Though this system has been adopted internationally, notably in the UK’s National Health Service, the issue of value-based analysis has been more problematic in the US. In such a politically sensitive environment, the notion has drawn criticisms of ‘rationing’, with talk of ‘death panels’ being set up to make cost-based decisions on who should and should not receive treatment. To work around this, the Obama administration has put significant funds into research that compares the efficacy of different treatments without specifically considering the financial dimensions.

Get sick, stay home, manage it

Although statistics from the Australian Institute of Health and Welfare rank Australia third in the world in terms of life expectancy, international surveys show that we compare poorly on safety and quality, and access to health care. The current reforms are focused on public hospitals, but further health reform remains a key agenda item. Australia’s challenges are echoed in health systems around the world.

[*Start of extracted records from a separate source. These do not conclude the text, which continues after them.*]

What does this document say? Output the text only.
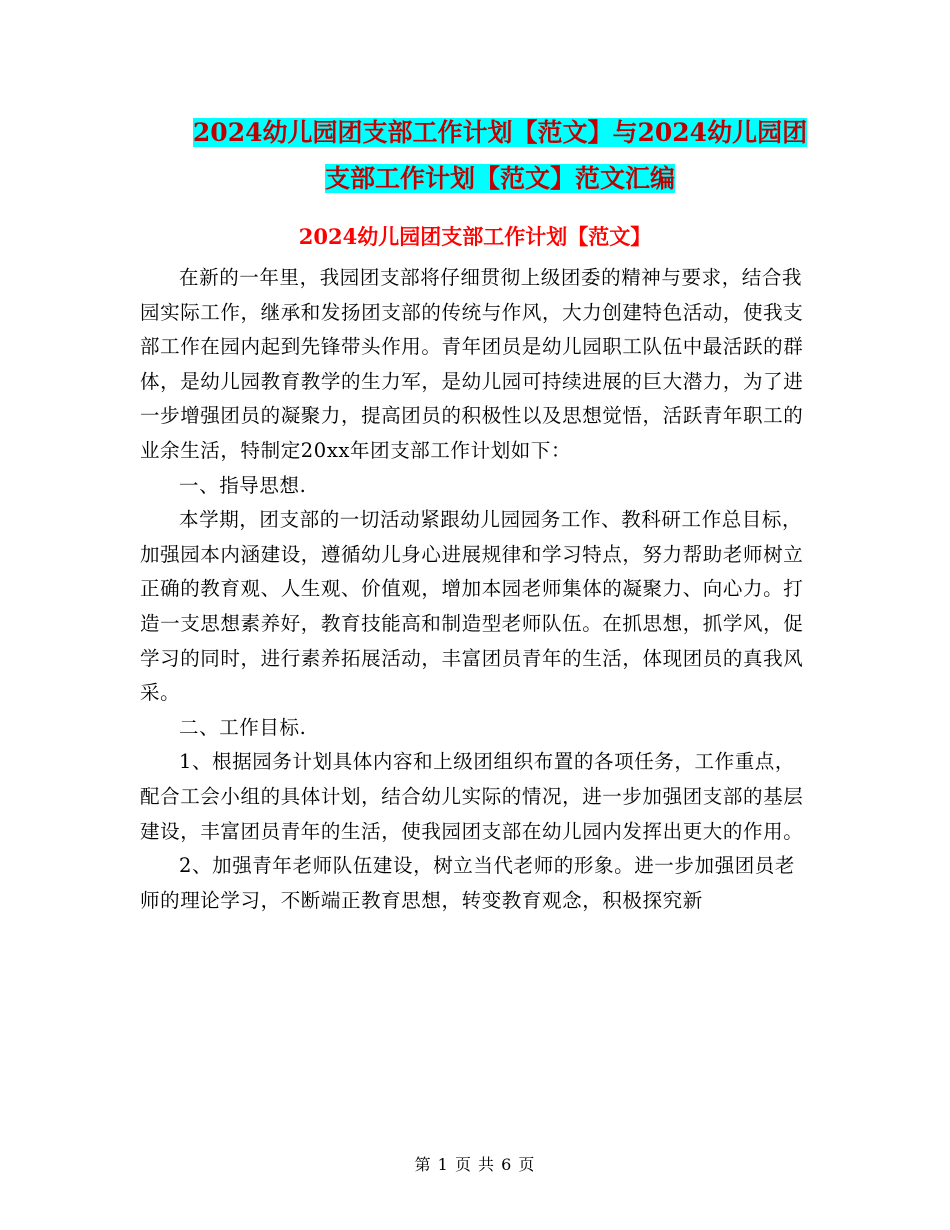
2024幼儿园团支部工作计划【范文】与2024幼儿园团
支部工作计划【范文】范文汇编
2024幼儿园团支部工作计划【范文】

在新的一年里，我园团支部将仔细贯彻上级团委的精神与要求，结合我园实际工作，继承和发扬团支部的传统与作风，大力创建特色活动，使我支部工作在园内起到先锋带头作用。青年团员是幼儿园职工队伍中最活跃的群体，是幼儿园教育教学的生力军，是幼儿园可持续进展的巨大潜力，为了进一步增强团员的凝聚力，提高团员的积极性以及思想觉悟，活跃青年职工的业余生活，特制定20xx年团支部工作计划如下：

一、指导思想.

本学期，团支部的一切活动紧跟幼儿园园务工作、教科研工作总目标，加强园本内涵建设，遵循幼儿身心进展规律和学习特点，努力帮助老师树立正确的教育观、人生观、价值观，增加本园老师集体的凝聚力、向心力。打造一支思想素养好，教育技能高和制造型老师队伍。在抓思想，抓学风，促学习的同时，进行素养拓展活动，丰富团员青年的生活，体现团员的真我风采。

二、工作目标.

1、根据园务计划具体内容和上级团组织布置的各项任务，工作重点，配合工会小组的具体计划，结合幼儿实际的情况，进一步加强团支部的基层建设，丰富团员青年的生活，使我园团支部在幼儿园内发挥出更大的作用。

2、加强青年老师队伍建设，树立当代老师的形象。进一步加强团员老师的理论学习，不断端正教育思想，转变教育观念，积极探究新

第 1 页 共 6 页
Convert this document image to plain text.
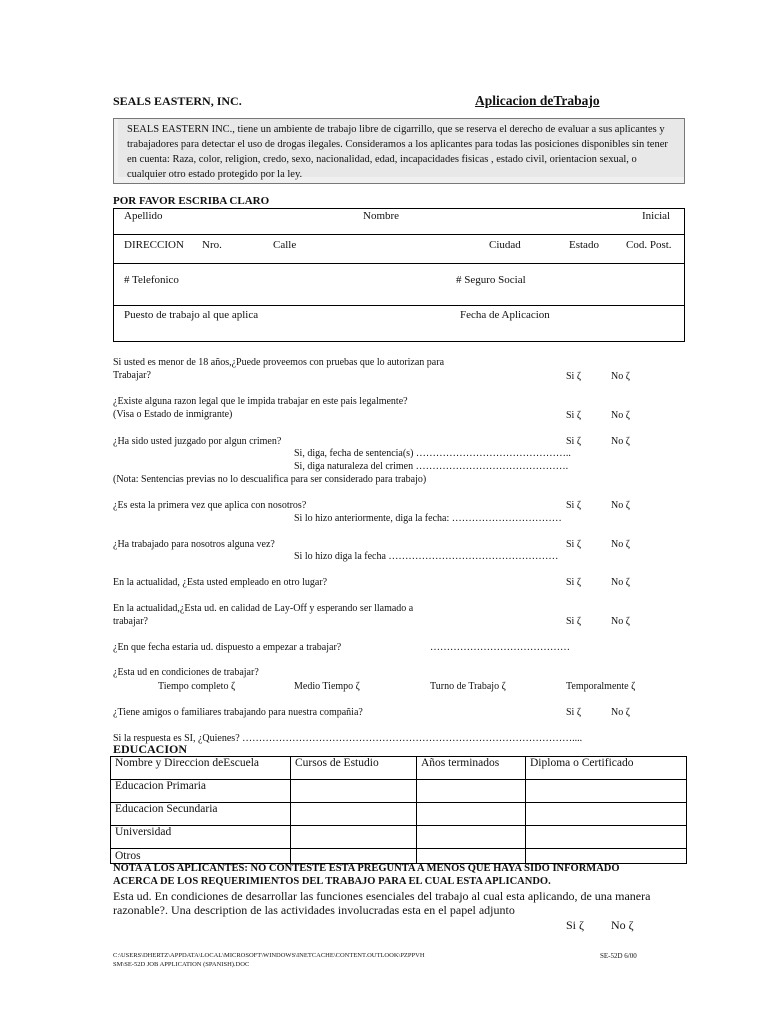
SEALS EASTERN, INC.	Aplicacion deTrabajo
SEALS EASTERN INC., tiene un ambiente de trabajo libre de cigarrillo, que se reserva el derecho de evaluar a sus aplicantes y trabajadores para detectar el uso de drogas ilegales. Consideramos a los aplicantes para todas las posiciones disponibles sin tener en cuenta: Raza, color, religion, credo, sexo, nacionalidad, edad, incapacidades fisicas , estado civil, orientacion sexual, o cualquier otro estado protegido por la ley.
POR FAVOR ESCRIBA CLARO
Apellido	Nombre	Inicial
DIRECCION Nro.	Calle	Ciudad	Estado Cod. Post.
# Telefonico	# Seguro Social
Puesto de trabajo al que aplica	Fecha de Aplicacion
Si usted es menor de 18 años,¿Puede proveemos con pruebas que lo autorizan para
Trabajar?	Si ζ	No ζ
¿Existe alguna razon legal que le impida trabajar en este pais legalmente?
(Visa o Estado de inmigrante)	Si ζ	No ζ
¿Ha sido usted juzgado por algun crimen?	Si ζ	No ζ
Si, diga, fecha de sentencia(s) ………………………………………..
Si, diga naturaleza del crimen ……………………………………….
(Nota: Sentencias previas no lo descualifica para ser considerado para trabajo)
¿Es esta la primera vez que aplica con nosotros?	Si ζ	No ζ
Si lo hizo anteriormente, diga la fecha: ……………………………
¿Ha trabajado para nosotros alguna vez?	Si ζ	No ζ
Si lo hizo diga la fecha ……………………………………………
En la actualidad, ¿Esta usted empleado en otro lugar?	Si ζ	No ζ
En la actualidad,¿Esta ud. en calidad de Lay-Off y esperando ser llamado a
trabajar?	Si ζ	No ζ
¿En que fecha estaria ud. dispuesto a empezar a trabajar?	……………………………………
¿Esta ud en condiciones de trabajar?
Tiempo completo ζ	Medio Tiempo ζ	Turno de Trabajo ζ	Temporalmente ζ
¿Tiene amigos o familiares trabajando para nuestra compañia?	Si ζ	No ζ
Si la respuesta es SI, ¿Quienes? ………………………………………………………………………………………....
EDUCACION
Nombre y Direccion deEscuela	Cursos de Estudio	Años terminados	Diploma o Certificado
Educacion Primaria			
Educacion Secundaria			
Universidad			
Otros			
NOTA A LOS APLICANTES: NO CONTESTE ESTA PREGUNTA A MENOS QUE HAYA SIDO INFORMADO
ACERCA DE LOS REQUERIMIENTOS DEL TRABAJO PARA EL CUAL ESTA APLICANDO.
Esta ud. En condiciones de desarrollar las funciones esenciales del trabajo al cual esta aplicando, de una manera
razonable?. Una description de las actividades involucradas esta en el papel adjunto
Si ζ No ζ
C:\USERS\DHERTZ\APPDATA\LOCAL\MICROSOFT\WINDOWS\INETCACHE\CONTENT.OUTLOOK\PZPPVH
SM\SE-52D JOB APPLICATION (SPANISH).DOC
SE-52D 6/00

The ‘get sick, get well, go home’ model of health care is no longer valid. A changed global disease load needs different solutions, delivered in a changed social context. As developed countries around the world grapple with these issues, the way forward is to leverage experience gained internationally and domestically to apply global best practice.

While the ‘government versus private enterprise’ pendulum continues to swing, a consensus is building that, regardless of politics, a value-based model with incentive-based payments, preferencing primary care over public hospitals, may well underpin health-care reform for the 21st century. Without doubt, flexibility is a keystone to the future of a sustainable system. The flexibility to research, implement and evaluate new treatments and technologies, and to pay for advances in patient care as they emerge, is crucial to building a model that is sufficiently resilient to cope with the health-care demands of the new century.